I presented in the session on Smart Ocean – Smart Industries: Industry data collection and sharing to improve ocean knowledge. The session format consisted of a 10-minute presentation by each presenter, followed by a panel discussion.

The session’s five panellists highlighted the need for, and benefits of cooperation and collaboration with ocean industries. The SDGs the session focused on were:

  • SDG 9: Build Resilient Infrastructure
  • SDG 13: Combat Climate Change
  • SDG 14: Conserve and Sustainably Use the Ocean.

My presentation provided an overview of Operation Phakisa and where SAMREF fits into this, as well as the process we followed and challenges we had experienced. I also explained how SAMREF has changed since the launch of the forum to include other offshore industries.

Notable points from the other presenters included:

  • The International Hydrographic Organization (IHO) has the “IHO-IOC GEBCO Seabed 2030 Goal” aimed at ensuring that no ocean feature larger than 100m will be undiscovered by 2030.
  • The U.S. Fish and Wildlife Service has a programme to track migrating birds with tracking antennae placed on ships. They have noted that there are a number of birds that migrate to South Africa (SA) and they would be interested in partnering with a South African group to place more tracking towers in SA or on SA ships.
  • SA company OLRAC SPS has developed a marine mammal observer app that includes a step-by-step identification process. It is a cloud-based web system with five dedicated researchers collating the data and conducting data quality processes.

Scientific/academic collaboration with ocean industries

The session highlighted the benefits of scientific/academic collaboration with ocean industries. It was apparent that the presenting organisations each had the same goal of collaborating with the ocean industry - whether on an individual/specific project or through broader platforms looking at overall data collection, such as SAMREF.

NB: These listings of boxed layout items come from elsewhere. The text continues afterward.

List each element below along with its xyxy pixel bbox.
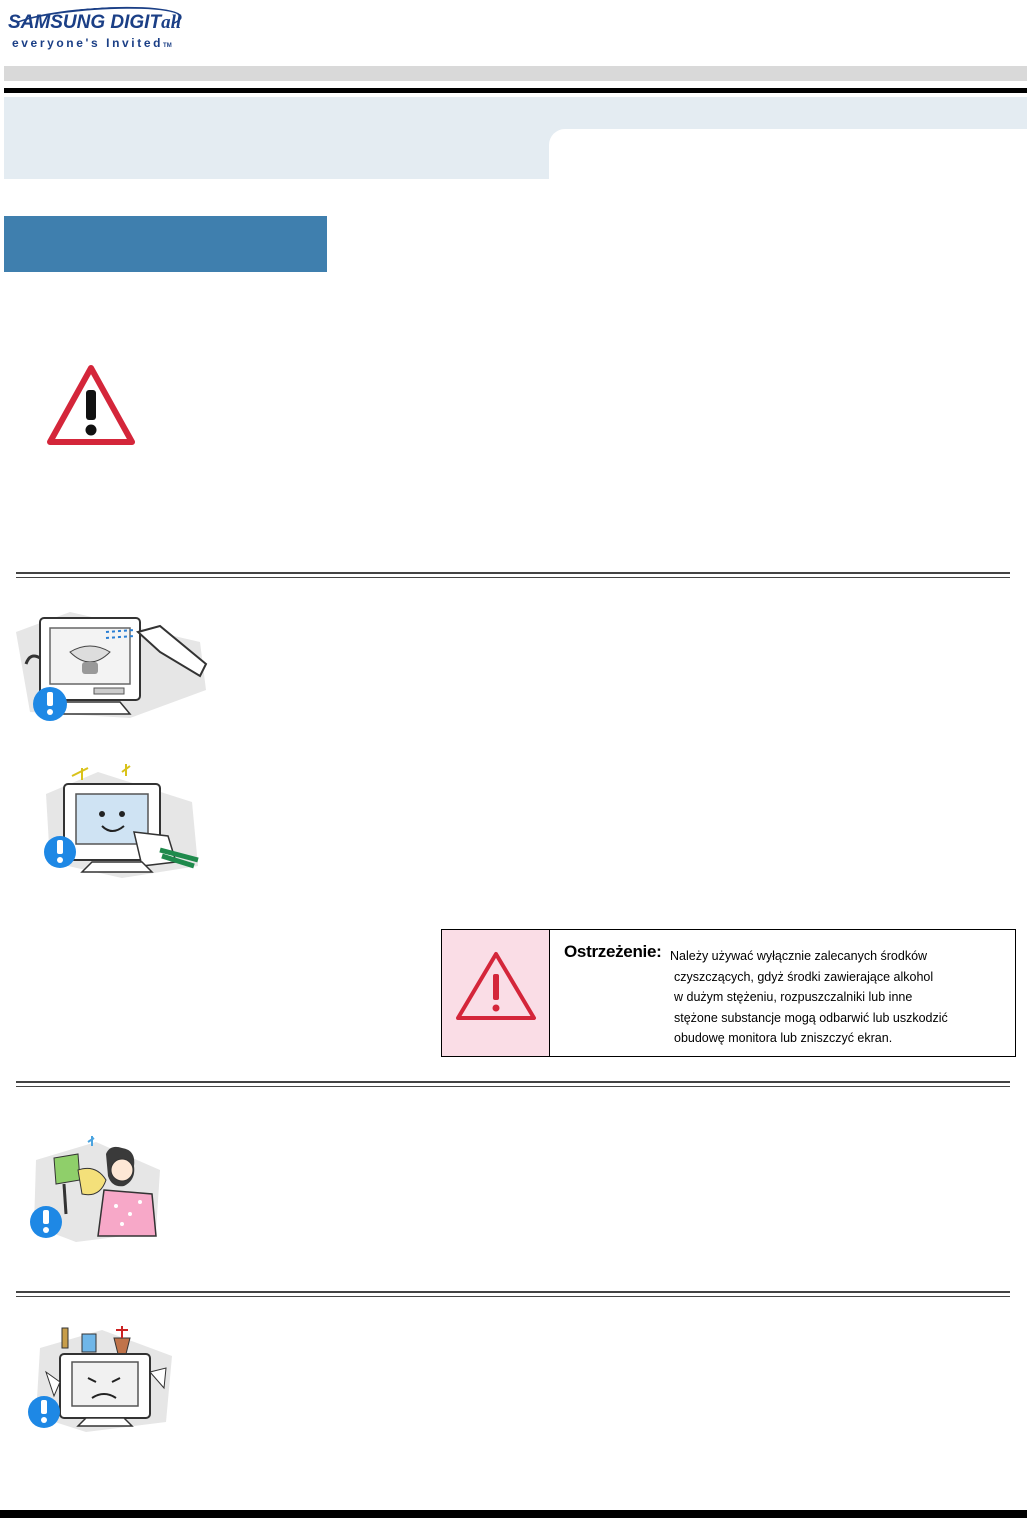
- section-divider: [16, 1291, 1010, 1297]
- warning-label: Ostrzeżenie:: [564, 942, 662, 961]
- title-band: [4, 97, 1027, 179]
- warning-box-icon-panel: [442, 930, 550, 1056]
- logo-tagline-text: everyone's Invited: [12, 36, 164, 50]
- section-divider: [16, 572, 1010, 578]
- plug-cleaning-illustration: [26, 1140, 166, 1244]
- title-band-notch: [549, 129, 1027, 179]
- header-grey-bar: [4, 66, 1027, 81]
- samsung-logo: [8, 4, 188, 56]
- warning-triangle-icon: [452, 946, 540, 1026]
- warning-text-line: czyszczących, gdyż środki zawierające alkohol: [674, 969, 934, 984]
- monitor-wipe-illustration: [42, 766, 200, 880]
- warning-text-line: w dużym stężeniu, rozpuszczalniki lub inne: [674, 990, 913, 1004]
- warning-text-line: obudowę monitora lub zniszczyć ekran.: [674, 1031, 893, 1045]
- section-tab: [4, 216, 327, 272]
- header-rule: [4, 88, 1027, 93]
- warning-triangle-icon: [44, 362, 138, 450]
- monitor-spray-illustration: [10, 602, 210, 726]
- logo-brand-text: SAMSUNG DIGIT: [8, 12, 162, 33]
- logo-wordmark: [8, 12, 181, 34]
- section-divider: [16, 1081, 1010, 1087]
- logo-brand-suffix: all: [161, 12, 182, 33]
- warning-text-line: stężone substancje mogą odbarwić lub uszkodzić: [674, 1010, 948, 1025]
- warning-text-line: Należy używać wyłącznie zalecanych środków: [670, 949, 928, 963]
- warning-box: [441, 929, 1016, 1057]
- footer-bar: [0, 1510, 1027, 1518]
- logo-tm: TM: [163, 43, 172, 49]
- warning-text: [670, 946, 1009, 1049]
- objects-on-monitor-illustration: [26, 1322, 176, 1434]
- logo-tagline: [12, 36, 172, 50]
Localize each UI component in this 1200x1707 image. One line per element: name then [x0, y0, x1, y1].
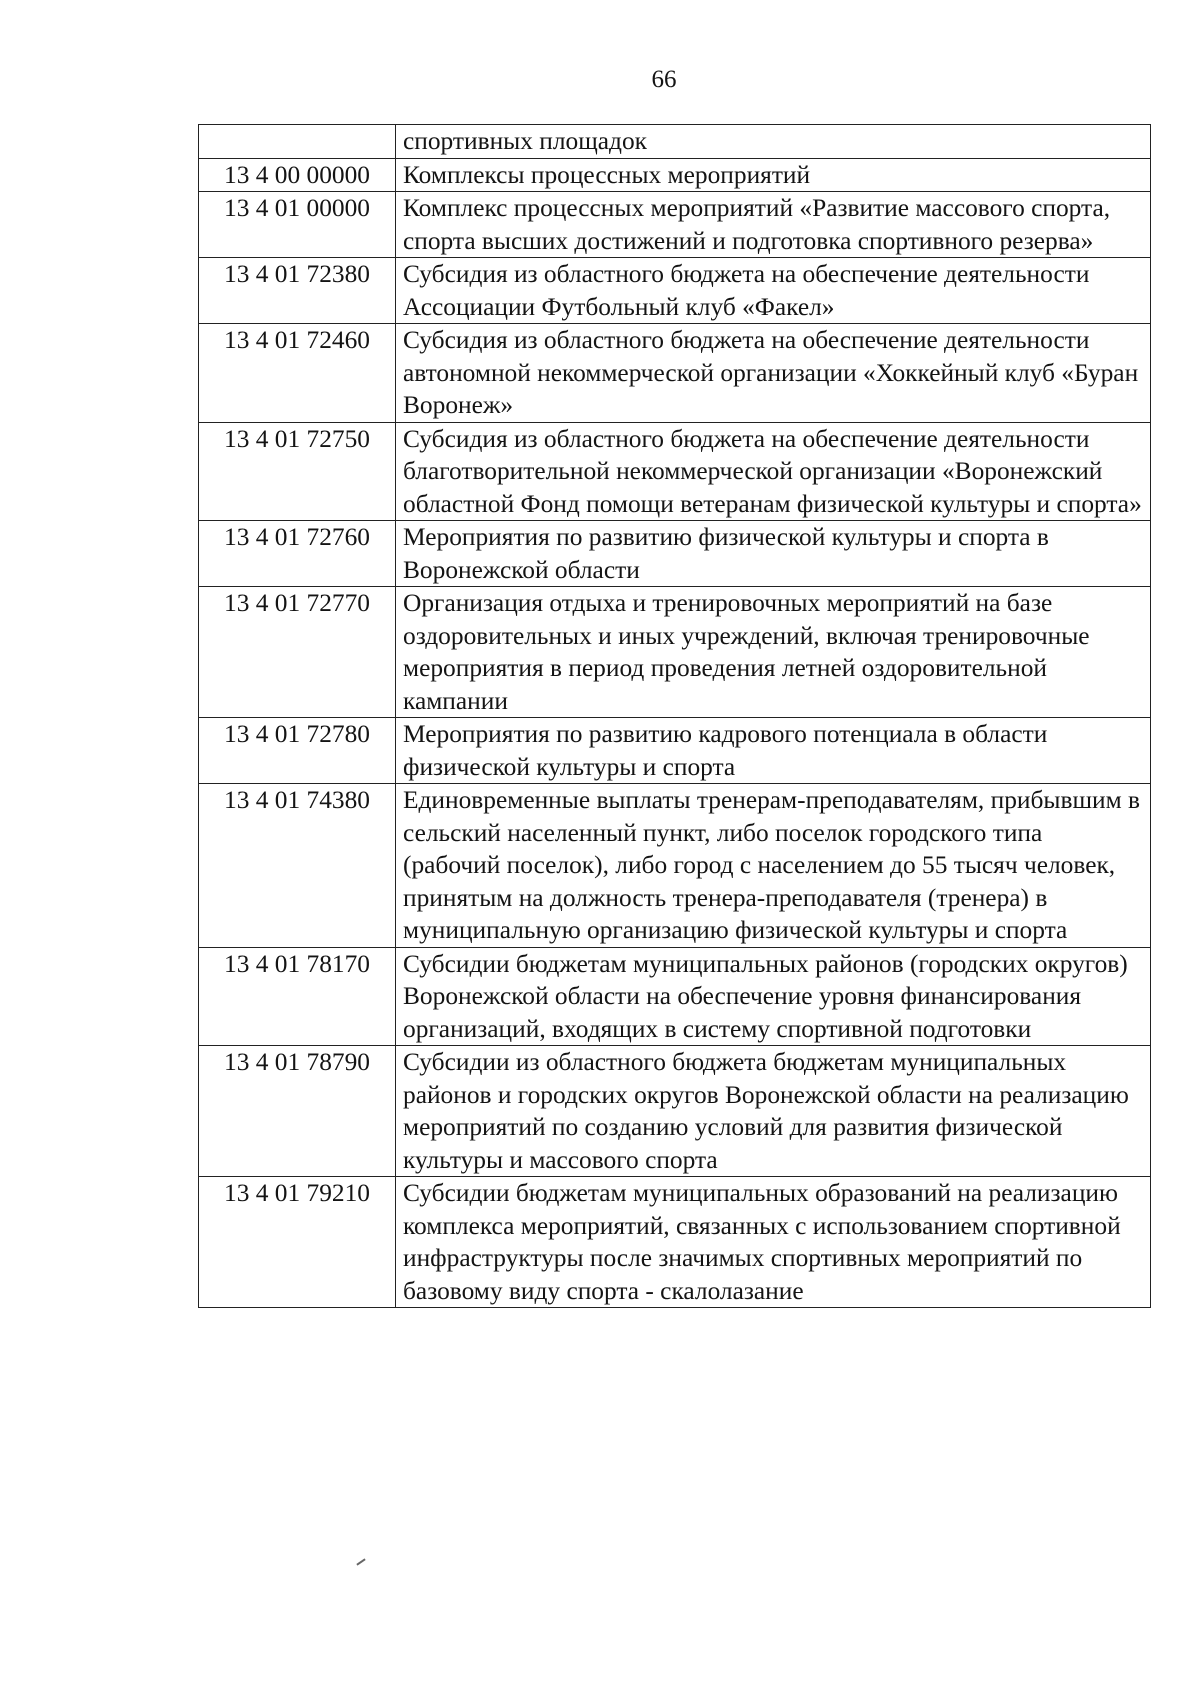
table-row — [199, 1046, 1151, 1177]
description-cell: Субсидии бюджетам муниципальных образований на реализацию комплекса мероприятий, связанных с использованием спортивной инфраструктуры после значимых спортивных мероприятий по базовому виду спорта - скалолазание — [396, 1177, 1151, 1308]
description-cell: Субсидия из областного бюджета на обеспечение деятельности Ассоциации Футбольный клуб «Факел» — [396, 258, 1151, 324]
description-cell: Комплекс процессных мероприятий «Развитие массового спорта, спорта высших достижений и подготовка спортивного резерва» — [396, 192, 1151, 258]
budget-classification-table — [198, 124, 1151, 1308]
table-row — [199, 718, 1151, 784]
table-row — [199, 587, 1151, 718]
code-cell: 13 4 01 79210 — [199, 1177, 396, 1308]
description-cell: Субсидия из областного бюджета на обеспечение деятельности благотворительной некоммерческой организации «Воронежский областной Фонд помощи ветеранам физической культуры и спорта» — [396, 422, 1151, 521]
table-row — [199, 324, 1151, 423]
table-row — [199, 947, 1151, 1046]
table-row — [199, 158, 1151, 192]
code-cell: 13 4 01 72380 — [199, 258, 396, 324]
description-cell: спортивных площадок — [396, 125, 1151, 159]
table-row — [199, 422, 1151, 521]
code-cell: 13 4 01 72460 — [199, 324, 396, 423]
code-cell: 13 4 01 74380 — [199, 784, 396, 948]
table-row — [199, 1177, 1151, 1308]
table-row — [199, 125, 1151, 159]
code-cell: 13 4 01 72780 — [199, 718, 396, 784]
table-row — [199, 192, 1151, 258]
scan-mark — [356, 1558, 365, 1565]
description-cell: Организация отдыха и тренировочных мероприятий на базе оздоровительных и иных учреждений, включая тренировочные мероприятия в период проведения летней оздоровительной кампании — [396, 587, 1151, 718]
description-cell: Мероприятия по развитию кадрового потенциала в области физической культуры и спорта — [396, 718, 1151, 784]
description-cell: Субсидии бюджетам муниципальных районов (городских округов) Воронежской области на обеспечение уровня финансирования организаций, входящих в систему спортивной подготовки — [396, 947, 1151, 1046]
description-cell: Субсидии из областного бюджета бюджетам муниципальных районов и городских округов Воронежской области на реализацию мероприятий по созданию условий для развития физической культуры и массового спорта — [396, 1046, 1151, 1177]
code-cell: 13 4 01 78790 — [199, 1046, 396, 1177]
description-cell: Субсидия из областного бюджета на обеспечение деятельности автономной некоммерческой организации «Хоккейный клуб «Буран Воронеж» — [396, 324, 1151, 423]
code-cell: 13 4 01 72770 — [199, 587, 396, 718]
code-cell: 13 4 00 00000 — [199, 158, 396, 192]
code-cell: 13 4 01 78170 — [199, 947, 396, 1046]
table-row — [199, 521, 1151, 587]
code-cell: 13 4 01 72760 — [199, 521, 396, 587]
code-cell — [199, 125, 396, 159]
table-row — [199, 258, 1151, 324]
description-cell: Комплексы процессных мероприятий — [396, 158, 1151, 192]
description-cell: Мероприятия по развитию физической культуры и спорта в Воронежской области — [396, 521, 1151, 587]
code-cell: 13 4 01 72750 — [199, 422, 396, 521]
code-cell: 13 4 01 00000 — [199, 192, 396, 258]
description-cell: Единовременные выплаты тренерам-преподавателям, прибывшим в сельский населенный пункт, либо поселок городского типа (рабочий поселок), либо город с населением до 55 тысяч человек, принятым на должность тренера-преподавателя (тренера) в муниципальную организацию физической культуры и спорта — [396, 784, 1151, 948]
table-row — [199, 784, 1151, 948]
page-number: 66 — [651, 66, 677, 93]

South African delegates with World Ocean Council CEO, Paul Holthus (centre). Picture courtesy of WOC

It was mentioned that the WOC could help facilitate introducing minimum specifications for data quality collection across industries as this would be critical to encouraging the continued use of data collected. One of the challenges to getting industry cooperation was that companies would need to see direct benefits from such an initiative in order to invest in it.

One of the benefits of having discussion platforms such as the WOC and SAMREF is that it allows a space for the scientific community and industry to discuss concerns and work towards the best way of making collaborations work.